Шурик долго пыхтел, расплачиваясь: все ронял бумажки в грязь. Мы стояли у машины. Темненькая держала бутылку шампанского. Меня так и подмывало с ними о чем-нибудь потолковать. Но сказать было нечего. А главное — им со мной не о чем было разговаривать. Что говорить, когда все ясно как дважды два? Я разозлился и сказал:
«Шурик, так ты обнаружил, что ли, другую высшую математику?» Он хлопнул дверцей и повернулся: «Чего? Пошли, пошли…» Я повторил: «Математику… помнишь? С апельсин, что ли?.. или как там было? Обнаружил?» Кастаки не ответил, а просто взял обеих под руки и повел к подъезду, что-то говоря. Светленькая рассмеялась.
Пробку я, естественно, не удержал, и пена залила полстола. Шура допил свой стакан и потянул светленькую в комнату. Они, казалось, уже век были знакомы. Сначала она кокетливо возмутилась, сделала глаза, сказала: «Вы чего, мужчина?!» — а потом рассмеялась и посеменила следом, повторяя с испугом понарошку: «Ой, иду-иду-иду! Ой, иду-иду-иду!» Я бросил на стол кухонное полотенце. Оно намокло. В комнате забренчала какая-то простецкая музыка, потом хриплый голос запел с середины: /«…и каждую ночь — больные сны, все время зима, и нет весны, и нет никого, по кому тосковать, и некому верить». / Я налил себе еще немного и спросил: «Ты чего не пьешь?» Темненькая пожала плечами. Я вспомнил анекдот. Грузин спрашивает: почему молчишь?
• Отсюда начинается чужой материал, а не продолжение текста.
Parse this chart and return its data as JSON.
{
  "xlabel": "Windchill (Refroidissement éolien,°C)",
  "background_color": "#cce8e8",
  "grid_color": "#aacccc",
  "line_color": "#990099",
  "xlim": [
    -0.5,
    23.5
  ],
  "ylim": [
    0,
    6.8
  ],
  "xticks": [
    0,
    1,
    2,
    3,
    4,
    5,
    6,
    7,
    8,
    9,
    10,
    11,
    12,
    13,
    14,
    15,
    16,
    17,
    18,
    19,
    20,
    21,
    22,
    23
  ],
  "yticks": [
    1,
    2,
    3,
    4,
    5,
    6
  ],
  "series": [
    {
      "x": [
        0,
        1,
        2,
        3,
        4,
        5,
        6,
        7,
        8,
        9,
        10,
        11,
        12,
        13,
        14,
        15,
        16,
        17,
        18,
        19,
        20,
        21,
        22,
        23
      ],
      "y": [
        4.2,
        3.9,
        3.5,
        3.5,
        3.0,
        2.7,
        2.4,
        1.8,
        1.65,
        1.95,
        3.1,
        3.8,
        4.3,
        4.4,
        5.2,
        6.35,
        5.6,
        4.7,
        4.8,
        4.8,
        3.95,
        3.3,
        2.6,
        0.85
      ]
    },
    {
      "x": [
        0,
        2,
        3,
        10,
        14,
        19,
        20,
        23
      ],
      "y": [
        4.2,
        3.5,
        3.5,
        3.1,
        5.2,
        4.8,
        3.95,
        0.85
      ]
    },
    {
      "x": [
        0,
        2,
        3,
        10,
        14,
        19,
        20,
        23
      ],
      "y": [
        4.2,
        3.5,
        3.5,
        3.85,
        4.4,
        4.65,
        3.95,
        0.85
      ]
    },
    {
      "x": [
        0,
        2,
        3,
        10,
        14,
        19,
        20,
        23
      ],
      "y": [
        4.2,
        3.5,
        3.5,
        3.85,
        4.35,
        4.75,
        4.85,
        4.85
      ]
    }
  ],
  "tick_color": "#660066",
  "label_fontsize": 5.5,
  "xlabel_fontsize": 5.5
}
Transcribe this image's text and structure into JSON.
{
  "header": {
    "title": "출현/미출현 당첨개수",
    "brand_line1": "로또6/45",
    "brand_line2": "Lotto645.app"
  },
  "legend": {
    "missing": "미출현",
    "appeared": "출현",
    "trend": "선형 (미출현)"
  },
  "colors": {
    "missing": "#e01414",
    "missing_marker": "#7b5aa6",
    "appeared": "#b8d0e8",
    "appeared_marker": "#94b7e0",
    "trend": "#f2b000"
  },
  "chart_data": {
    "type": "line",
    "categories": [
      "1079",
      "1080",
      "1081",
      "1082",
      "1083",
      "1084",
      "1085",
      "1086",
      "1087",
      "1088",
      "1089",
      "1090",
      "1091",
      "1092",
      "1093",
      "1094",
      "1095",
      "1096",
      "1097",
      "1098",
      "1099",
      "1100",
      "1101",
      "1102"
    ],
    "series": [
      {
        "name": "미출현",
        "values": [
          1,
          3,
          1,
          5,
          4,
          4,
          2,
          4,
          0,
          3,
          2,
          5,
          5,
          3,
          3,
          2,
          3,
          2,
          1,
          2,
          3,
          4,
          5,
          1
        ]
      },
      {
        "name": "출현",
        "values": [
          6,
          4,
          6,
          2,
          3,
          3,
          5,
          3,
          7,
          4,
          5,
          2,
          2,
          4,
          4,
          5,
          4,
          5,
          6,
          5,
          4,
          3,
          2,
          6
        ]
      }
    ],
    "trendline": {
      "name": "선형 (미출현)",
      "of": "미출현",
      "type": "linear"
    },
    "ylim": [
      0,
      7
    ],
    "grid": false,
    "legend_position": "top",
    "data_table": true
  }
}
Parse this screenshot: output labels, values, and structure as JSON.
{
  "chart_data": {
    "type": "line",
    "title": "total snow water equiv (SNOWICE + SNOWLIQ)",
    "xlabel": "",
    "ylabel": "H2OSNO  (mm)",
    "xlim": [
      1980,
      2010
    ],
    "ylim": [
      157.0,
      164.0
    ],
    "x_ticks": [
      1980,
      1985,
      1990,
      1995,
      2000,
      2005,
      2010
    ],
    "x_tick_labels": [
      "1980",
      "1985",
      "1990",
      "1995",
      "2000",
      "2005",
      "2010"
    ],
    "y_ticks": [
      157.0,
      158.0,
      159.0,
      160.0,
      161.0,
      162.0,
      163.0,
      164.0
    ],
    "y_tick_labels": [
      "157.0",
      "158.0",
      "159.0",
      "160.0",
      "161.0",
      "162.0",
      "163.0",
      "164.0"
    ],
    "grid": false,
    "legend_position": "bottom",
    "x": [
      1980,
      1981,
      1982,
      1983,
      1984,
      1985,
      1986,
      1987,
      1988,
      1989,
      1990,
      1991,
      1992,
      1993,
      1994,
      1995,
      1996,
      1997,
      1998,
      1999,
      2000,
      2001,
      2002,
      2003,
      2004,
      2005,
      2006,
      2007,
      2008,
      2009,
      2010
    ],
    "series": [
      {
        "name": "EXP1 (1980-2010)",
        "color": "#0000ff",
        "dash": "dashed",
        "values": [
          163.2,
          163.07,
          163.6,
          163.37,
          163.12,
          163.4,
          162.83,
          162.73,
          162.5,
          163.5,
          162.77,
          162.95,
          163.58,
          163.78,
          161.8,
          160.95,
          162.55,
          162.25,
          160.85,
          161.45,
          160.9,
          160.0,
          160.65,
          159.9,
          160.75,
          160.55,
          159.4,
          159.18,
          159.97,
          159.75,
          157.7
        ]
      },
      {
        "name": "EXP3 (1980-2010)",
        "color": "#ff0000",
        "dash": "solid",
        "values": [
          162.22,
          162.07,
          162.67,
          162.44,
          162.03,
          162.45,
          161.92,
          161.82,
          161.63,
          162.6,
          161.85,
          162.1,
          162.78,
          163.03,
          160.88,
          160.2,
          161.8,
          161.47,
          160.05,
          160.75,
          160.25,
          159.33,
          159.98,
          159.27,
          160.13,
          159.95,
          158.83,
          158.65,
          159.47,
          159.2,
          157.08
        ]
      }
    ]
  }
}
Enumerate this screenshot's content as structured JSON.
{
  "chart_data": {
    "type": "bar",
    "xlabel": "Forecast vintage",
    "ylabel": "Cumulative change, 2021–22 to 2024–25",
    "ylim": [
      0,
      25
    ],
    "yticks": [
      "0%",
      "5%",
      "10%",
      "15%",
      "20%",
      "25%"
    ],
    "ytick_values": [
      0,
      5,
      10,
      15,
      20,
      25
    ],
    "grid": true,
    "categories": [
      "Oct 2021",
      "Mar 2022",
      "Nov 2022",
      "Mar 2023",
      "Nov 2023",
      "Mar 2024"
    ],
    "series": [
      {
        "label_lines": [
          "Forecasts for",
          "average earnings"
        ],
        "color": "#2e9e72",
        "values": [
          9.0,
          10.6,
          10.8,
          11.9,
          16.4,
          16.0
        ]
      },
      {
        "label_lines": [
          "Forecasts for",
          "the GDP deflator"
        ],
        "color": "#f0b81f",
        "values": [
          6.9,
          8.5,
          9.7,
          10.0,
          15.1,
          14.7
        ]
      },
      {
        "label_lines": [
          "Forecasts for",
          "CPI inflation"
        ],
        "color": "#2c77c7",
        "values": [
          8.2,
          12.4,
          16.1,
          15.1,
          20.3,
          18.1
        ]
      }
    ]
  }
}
Она: хочу — и молчу. Грузин: хочешь — и молчишь?! Я посмотрел на нее, и рассказывать почему-то расхотелось. В холодильнике лежало несколько свертков. /«О том, что весь мир — сплошной вертеп, отчетливо понял я лишь теперь…»/ В одном была ветчина, в другом — сыр. /«А раньше — где правда была и где ложь, не мог разобраться…»/ Темненькая заинтересовалась. «А хлеб есть?» — спросила она. /«…хотелось пройти мне хоть сто дорог, и ежели есть на свете Бог…»/ Я полез в хлебницу. /«…хотелось бы мне очень тогда до Бога добраться…»/ Хлеба не оказалось — так, какие-то куски. /«Его б я спросил: ты что ж натворил, когда я родился, где же ты был?..»/ Она кивнула. /«…когда я взрослел, ну куда ты смотрел, почему не вмешался?..»/ Я допил шампанское.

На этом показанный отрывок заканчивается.